Golf course in Marana, Arizona

The Golf Club at Dove Mountain is a golf course in the southwestern United States, located in Marana, Arizona, northwest of Tucson. For six years (2009–2014), it hosted the WGC-Accenture Match Play Championship, a match play tournament on the PGA Tour and the European Tour in late February. The club was known as Ritz-Carlton Golf Club, carrying co-branding from Ritz-Carlton, which operates the hotel facilities at the club, from its opening until 2012; however the co-branding was removed before the 2013 event for unknown reasons.

Designed by Jack Nicklaus, the course holds the distinction for being the longest venue in PGA Tour history at 7849 yd; the average elevation is approximately 2600 ft above sea level. The club boasts the designation as a Jack Nicklaus Signature golf course with 27 holes. In an effort to preserve and protect the surrounding lush desert, club makes use of numerous "green" technologies. Efforts include everything from using reclaimed water for the courses and landscaping to preservation of natural washes as havens for wildlife.
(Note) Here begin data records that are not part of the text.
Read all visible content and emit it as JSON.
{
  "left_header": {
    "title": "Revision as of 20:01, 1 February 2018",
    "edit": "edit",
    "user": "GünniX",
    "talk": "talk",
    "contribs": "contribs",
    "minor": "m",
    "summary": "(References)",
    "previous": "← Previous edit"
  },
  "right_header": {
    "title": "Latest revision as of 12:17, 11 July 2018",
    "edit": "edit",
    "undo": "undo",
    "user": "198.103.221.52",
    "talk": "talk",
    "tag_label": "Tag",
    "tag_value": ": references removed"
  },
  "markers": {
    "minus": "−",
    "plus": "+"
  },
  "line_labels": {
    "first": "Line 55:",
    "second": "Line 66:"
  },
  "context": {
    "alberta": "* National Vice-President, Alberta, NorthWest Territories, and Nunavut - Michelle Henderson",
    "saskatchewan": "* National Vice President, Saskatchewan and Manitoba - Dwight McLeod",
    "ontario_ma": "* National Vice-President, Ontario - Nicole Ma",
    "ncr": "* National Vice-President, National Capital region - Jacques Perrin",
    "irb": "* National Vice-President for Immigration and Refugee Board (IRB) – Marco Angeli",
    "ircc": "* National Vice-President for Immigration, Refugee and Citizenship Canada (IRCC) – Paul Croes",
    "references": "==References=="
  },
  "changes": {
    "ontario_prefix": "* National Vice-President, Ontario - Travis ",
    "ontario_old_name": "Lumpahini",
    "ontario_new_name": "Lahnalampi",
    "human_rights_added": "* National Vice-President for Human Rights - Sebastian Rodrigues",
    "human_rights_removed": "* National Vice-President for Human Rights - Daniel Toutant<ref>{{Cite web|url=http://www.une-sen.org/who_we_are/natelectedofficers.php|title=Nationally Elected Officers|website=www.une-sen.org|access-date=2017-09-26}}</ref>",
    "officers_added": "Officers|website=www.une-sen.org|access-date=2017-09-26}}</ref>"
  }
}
The course's green complexes were heavily criticized by players during the 2009 event, the first to be played on the course, due to their subtleties and the effects of various natural landforms on the pull of the breaks. This led to several top names demanding the reconfiguration of the greens, including Tiger Woods suggesting that Dove Mountain "blow up" the putting surfaces. This eventually led to a massive renovation project after the tournament, completed in time for the 2010 event. However, scorn from players continued, with the course consistently ranking near the bottom on the PGA Tour's annual player poll ranking tour venues. Each year, one or two top players routinely skipped the event. This issue came to a head in 2014, when Woods, Phil Mickelson, and Adam Scott (three of the top four in the world rankings) all chose not to enter, with Scott in particular saying he would be more likely to play if the event were staged at a different course. This was the final edition in Arizona; it moved to San Francisco for 2015, then to Austin, Texas, in 2016.